In Sleeveless, Stagg picks up where she left off in Surveys, this time pushing her observations through a kaleidoscope of cultural lenses. Stagg’s various positions in the multifaceted world of contemporary media—as an editor at a fashion magazine, an advertising copywriter, and a branding consultant—have granted her an intimacy with those spheres’ vernaculars, and Sleeveless makes good use of this. This is cultural criticism, but straight from the horse’s mouth ... The essays 'Right Place' and 'Right Time' are particularly devastating and make quick work of any illusions we might harbor about the transparency of our idols. They also challenge the consumer’s ability to differentiate the real from the false, or even care which is which ... In the strongest narrative pieces...Stagg’s prose is sparsely decorated but not devoid of its own kind of poetry and rhythm. The hyper-personal tone of these pieces, more so than the analytical essays, makes for a mode of critical observation that feels closer to the subject material. Her deadpan cynicism, as well as her knack for restrained yet vivid description of settings and interactions, endears her bleak and comical impressions to us. It also proves to be a useful means of providing commentary on social controversies without sounding either dogmatic or contentious ... Stagg writes from inside an insular microcosm, but it’s one that is increasingly representative of society at large.

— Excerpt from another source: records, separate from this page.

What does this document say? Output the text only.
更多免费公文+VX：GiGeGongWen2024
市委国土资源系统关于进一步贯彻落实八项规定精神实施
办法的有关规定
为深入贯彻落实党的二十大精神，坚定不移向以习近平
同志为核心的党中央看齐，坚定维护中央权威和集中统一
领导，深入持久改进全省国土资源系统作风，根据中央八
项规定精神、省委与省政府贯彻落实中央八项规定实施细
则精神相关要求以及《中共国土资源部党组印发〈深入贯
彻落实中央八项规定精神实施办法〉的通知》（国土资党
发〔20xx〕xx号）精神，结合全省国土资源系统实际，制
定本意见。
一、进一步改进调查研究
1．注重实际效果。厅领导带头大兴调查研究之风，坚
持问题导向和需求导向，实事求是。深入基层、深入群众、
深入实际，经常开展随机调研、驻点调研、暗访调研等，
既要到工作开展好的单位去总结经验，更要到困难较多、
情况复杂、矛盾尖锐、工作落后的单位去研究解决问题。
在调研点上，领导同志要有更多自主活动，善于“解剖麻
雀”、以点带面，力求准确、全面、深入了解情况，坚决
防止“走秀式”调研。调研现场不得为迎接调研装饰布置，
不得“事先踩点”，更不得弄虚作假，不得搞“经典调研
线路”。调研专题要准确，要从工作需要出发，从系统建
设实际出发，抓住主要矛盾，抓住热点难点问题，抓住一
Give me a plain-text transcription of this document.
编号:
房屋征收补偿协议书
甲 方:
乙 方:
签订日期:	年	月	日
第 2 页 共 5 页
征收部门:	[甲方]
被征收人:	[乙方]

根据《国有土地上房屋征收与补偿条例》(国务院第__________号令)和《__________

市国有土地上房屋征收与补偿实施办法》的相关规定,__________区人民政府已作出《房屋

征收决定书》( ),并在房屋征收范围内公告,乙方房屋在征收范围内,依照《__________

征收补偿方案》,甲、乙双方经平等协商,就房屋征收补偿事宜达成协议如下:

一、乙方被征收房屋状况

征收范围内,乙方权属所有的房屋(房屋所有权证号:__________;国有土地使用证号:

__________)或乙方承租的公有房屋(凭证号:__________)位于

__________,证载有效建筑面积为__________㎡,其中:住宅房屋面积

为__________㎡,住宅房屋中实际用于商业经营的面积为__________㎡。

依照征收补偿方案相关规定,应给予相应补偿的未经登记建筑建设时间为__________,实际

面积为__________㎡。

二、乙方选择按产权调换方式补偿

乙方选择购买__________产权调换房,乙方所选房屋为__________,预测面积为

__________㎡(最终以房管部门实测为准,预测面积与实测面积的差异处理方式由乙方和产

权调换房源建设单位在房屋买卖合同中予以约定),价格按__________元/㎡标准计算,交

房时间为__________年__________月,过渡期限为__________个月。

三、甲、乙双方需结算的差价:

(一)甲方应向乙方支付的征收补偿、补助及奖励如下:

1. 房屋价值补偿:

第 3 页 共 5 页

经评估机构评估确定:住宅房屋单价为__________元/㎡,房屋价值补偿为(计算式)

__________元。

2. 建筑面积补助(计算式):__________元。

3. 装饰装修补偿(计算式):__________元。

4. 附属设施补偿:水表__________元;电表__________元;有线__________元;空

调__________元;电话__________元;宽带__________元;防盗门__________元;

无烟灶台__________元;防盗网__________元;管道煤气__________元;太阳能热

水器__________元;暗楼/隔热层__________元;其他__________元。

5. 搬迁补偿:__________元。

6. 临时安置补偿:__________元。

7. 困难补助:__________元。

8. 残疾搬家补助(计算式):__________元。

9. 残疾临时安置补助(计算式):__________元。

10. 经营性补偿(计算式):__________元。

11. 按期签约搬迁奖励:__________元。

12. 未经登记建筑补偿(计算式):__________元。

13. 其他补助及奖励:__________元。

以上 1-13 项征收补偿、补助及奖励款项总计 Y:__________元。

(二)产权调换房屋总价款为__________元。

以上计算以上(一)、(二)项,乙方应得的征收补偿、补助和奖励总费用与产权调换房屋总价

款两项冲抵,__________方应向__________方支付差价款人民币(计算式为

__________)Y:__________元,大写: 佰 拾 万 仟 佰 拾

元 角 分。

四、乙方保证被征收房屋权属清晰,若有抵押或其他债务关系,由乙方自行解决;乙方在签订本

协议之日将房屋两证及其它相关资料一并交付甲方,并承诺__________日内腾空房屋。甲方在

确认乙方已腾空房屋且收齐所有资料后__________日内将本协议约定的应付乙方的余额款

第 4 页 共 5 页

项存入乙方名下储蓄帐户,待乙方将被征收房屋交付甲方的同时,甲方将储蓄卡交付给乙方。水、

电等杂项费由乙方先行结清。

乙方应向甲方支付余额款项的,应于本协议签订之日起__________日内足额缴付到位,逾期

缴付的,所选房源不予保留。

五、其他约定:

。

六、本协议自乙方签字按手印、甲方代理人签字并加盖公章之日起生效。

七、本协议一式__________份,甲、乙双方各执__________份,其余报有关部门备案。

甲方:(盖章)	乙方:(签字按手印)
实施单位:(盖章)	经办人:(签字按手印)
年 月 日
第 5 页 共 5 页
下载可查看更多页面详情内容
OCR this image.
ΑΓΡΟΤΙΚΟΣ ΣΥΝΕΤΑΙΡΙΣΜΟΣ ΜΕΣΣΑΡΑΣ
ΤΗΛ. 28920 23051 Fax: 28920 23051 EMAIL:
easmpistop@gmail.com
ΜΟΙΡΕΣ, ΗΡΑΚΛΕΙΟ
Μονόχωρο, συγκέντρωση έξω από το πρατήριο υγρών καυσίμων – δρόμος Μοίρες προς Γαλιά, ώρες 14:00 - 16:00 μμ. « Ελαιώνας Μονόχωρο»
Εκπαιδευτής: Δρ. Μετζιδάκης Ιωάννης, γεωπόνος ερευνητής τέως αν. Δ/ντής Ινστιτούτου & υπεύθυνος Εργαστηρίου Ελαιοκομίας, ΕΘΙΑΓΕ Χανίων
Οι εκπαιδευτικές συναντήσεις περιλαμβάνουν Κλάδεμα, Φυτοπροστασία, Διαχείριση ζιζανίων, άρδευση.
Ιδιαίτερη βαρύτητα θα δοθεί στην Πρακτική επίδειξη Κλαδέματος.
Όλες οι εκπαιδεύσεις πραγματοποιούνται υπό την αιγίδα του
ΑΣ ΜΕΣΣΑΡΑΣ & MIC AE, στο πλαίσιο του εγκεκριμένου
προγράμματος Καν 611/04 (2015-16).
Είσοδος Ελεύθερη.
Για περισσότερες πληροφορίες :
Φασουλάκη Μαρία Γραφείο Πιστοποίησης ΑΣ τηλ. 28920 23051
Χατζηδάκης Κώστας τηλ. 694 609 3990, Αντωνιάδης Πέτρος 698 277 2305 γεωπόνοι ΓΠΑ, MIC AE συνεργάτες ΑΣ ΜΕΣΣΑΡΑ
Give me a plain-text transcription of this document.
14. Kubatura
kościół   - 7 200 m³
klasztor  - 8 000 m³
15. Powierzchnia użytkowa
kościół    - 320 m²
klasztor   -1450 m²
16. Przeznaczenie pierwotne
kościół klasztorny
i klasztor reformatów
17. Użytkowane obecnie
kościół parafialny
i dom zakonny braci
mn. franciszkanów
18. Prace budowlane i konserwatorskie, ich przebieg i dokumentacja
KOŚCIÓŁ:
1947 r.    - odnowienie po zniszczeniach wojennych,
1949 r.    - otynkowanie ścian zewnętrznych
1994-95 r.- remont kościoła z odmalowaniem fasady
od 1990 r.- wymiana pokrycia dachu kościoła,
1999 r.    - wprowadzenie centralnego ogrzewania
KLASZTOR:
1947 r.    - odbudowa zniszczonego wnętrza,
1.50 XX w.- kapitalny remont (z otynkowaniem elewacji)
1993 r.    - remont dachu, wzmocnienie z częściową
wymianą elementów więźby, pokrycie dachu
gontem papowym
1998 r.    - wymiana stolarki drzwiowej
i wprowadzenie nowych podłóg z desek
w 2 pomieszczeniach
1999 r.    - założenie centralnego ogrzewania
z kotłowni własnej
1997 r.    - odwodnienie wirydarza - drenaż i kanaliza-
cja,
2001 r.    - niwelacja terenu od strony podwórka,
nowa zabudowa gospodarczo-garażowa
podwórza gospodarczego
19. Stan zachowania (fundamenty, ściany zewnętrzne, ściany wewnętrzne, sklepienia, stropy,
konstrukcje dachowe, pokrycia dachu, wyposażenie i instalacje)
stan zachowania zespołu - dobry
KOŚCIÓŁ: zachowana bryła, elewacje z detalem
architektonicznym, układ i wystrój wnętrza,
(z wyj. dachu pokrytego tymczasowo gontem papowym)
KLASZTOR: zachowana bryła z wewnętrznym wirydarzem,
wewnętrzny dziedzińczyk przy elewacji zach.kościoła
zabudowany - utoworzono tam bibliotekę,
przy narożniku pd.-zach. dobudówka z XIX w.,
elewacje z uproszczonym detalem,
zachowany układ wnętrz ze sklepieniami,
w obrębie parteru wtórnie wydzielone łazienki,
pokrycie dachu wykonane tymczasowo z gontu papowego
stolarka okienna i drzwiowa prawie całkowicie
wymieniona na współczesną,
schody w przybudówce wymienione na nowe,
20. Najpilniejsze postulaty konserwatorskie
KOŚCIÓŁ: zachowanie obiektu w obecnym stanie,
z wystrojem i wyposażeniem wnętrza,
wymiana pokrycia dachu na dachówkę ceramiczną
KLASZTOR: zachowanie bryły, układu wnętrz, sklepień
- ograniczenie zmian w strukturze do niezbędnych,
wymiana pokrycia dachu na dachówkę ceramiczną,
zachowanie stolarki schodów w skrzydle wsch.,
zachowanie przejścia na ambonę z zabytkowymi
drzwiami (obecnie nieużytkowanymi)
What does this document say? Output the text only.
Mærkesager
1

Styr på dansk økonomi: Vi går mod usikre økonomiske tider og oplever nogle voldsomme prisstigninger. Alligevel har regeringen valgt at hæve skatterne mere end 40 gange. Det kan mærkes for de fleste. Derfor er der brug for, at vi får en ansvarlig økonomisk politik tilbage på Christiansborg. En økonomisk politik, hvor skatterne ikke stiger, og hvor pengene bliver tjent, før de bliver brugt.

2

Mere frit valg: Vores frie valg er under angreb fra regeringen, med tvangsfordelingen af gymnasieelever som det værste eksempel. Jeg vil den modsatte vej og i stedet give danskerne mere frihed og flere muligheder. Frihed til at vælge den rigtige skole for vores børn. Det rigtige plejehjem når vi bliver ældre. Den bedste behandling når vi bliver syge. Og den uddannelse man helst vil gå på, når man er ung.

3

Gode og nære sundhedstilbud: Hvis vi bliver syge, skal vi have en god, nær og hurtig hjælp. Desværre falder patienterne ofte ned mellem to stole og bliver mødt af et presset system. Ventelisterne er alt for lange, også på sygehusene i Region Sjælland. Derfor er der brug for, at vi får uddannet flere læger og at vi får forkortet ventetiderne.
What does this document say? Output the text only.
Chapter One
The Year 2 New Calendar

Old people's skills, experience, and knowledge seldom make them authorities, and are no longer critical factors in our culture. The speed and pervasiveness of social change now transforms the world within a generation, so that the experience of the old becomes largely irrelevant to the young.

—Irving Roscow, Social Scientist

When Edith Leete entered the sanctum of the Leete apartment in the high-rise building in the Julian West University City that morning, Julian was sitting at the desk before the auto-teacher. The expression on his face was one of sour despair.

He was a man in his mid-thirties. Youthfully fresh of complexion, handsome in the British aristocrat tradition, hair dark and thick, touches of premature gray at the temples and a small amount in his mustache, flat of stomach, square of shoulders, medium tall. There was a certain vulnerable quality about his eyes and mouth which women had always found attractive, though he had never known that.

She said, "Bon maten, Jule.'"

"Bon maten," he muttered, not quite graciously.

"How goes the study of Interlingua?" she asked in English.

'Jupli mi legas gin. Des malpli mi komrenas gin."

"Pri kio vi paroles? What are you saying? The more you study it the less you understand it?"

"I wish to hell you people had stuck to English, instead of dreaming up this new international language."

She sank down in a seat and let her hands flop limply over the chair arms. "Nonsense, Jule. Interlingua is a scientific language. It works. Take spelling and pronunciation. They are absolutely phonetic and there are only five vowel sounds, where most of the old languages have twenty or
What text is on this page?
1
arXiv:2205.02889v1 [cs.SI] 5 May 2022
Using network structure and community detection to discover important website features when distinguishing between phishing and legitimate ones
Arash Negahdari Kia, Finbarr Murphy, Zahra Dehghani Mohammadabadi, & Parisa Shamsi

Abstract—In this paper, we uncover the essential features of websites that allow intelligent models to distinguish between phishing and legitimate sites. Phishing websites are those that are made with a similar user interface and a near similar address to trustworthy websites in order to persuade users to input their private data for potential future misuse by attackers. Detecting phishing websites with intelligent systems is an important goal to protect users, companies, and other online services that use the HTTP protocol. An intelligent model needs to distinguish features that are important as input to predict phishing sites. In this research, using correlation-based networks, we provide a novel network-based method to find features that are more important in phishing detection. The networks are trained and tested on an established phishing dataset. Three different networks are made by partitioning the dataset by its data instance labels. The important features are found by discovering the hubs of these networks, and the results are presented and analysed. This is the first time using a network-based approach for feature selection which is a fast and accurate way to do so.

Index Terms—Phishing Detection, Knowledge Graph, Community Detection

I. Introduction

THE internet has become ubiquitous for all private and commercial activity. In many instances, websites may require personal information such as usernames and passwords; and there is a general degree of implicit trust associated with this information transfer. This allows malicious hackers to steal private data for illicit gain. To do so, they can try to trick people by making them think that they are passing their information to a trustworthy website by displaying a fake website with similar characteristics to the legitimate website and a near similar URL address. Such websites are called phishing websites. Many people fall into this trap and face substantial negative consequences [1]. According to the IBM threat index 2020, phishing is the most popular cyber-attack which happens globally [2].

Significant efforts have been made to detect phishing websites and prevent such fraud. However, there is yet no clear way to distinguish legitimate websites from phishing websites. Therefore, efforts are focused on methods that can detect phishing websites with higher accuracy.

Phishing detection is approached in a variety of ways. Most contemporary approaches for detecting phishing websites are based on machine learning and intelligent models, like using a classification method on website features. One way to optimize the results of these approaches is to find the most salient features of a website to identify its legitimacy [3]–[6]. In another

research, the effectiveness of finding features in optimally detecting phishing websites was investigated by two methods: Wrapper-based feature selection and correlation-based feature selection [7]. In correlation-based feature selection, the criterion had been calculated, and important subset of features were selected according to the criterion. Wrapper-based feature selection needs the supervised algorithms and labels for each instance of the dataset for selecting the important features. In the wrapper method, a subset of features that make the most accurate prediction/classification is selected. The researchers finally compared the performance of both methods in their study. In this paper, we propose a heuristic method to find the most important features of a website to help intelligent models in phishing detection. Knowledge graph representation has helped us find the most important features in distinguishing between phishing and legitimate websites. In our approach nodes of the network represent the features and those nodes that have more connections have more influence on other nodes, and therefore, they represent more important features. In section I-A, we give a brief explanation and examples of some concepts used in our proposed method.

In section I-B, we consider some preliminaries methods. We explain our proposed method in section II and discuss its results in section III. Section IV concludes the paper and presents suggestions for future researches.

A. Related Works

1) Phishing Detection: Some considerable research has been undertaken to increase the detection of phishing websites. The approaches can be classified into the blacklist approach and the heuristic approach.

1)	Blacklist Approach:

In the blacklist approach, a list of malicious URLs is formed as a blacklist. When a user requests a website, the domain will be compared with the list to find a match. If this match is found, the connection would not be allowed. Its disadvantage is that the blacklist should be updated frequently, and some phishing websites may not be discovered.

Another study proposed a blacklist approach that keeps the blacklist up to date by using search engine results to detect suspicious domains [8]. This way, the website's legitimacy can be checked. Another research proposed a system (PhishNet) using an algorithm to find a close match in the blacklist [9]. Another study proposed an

We’re so enmeshed in these processes that we feel we have no alternative but to accept them. Stagg’s dissection of these phenomena, however, reveals our complicity in a way that implies we might have more of a choice than we think. Neuromancer served, in some ways, as a cautionary tale; Sleeveless has the same capacity for revelation.
Spanning the majority of the 2010s, Sleeveless suggests a decade that is anxious, self-immolatory, and more interested in surfaces than in significance. Stagg is particularly insightful on such subjects as the Kardashian family, influencers, and the sociopolitical importance of tall, cherry-red Balenciaga boots ... Prose has no temperature; assuming that it did, Sleeveless would bite like January in New York. Its best lines are chill as ice water: pellucid, unembellished, rich with subtext ... What is most alarming about Sleeveless is also its most radical quality: its candor, sometimes offered at the expense of the author’s dignity or liberal credibility, becomes its own sign of resilience ... Hip and jaded, within fashion and without it, an active participant in the industry at work and dispassionately removed from it in her perspective and her politics, it is her continuing willingness to contradict herself that makes her one of the best and most interesting documentarians of our modern millennial media .. Sleeveless does not offer answers, per se; what is valuable in it is its rare acknowledgement of the impossibility of modern life, the horror of having to maintain a twenty four hours a day, seven days a week lie.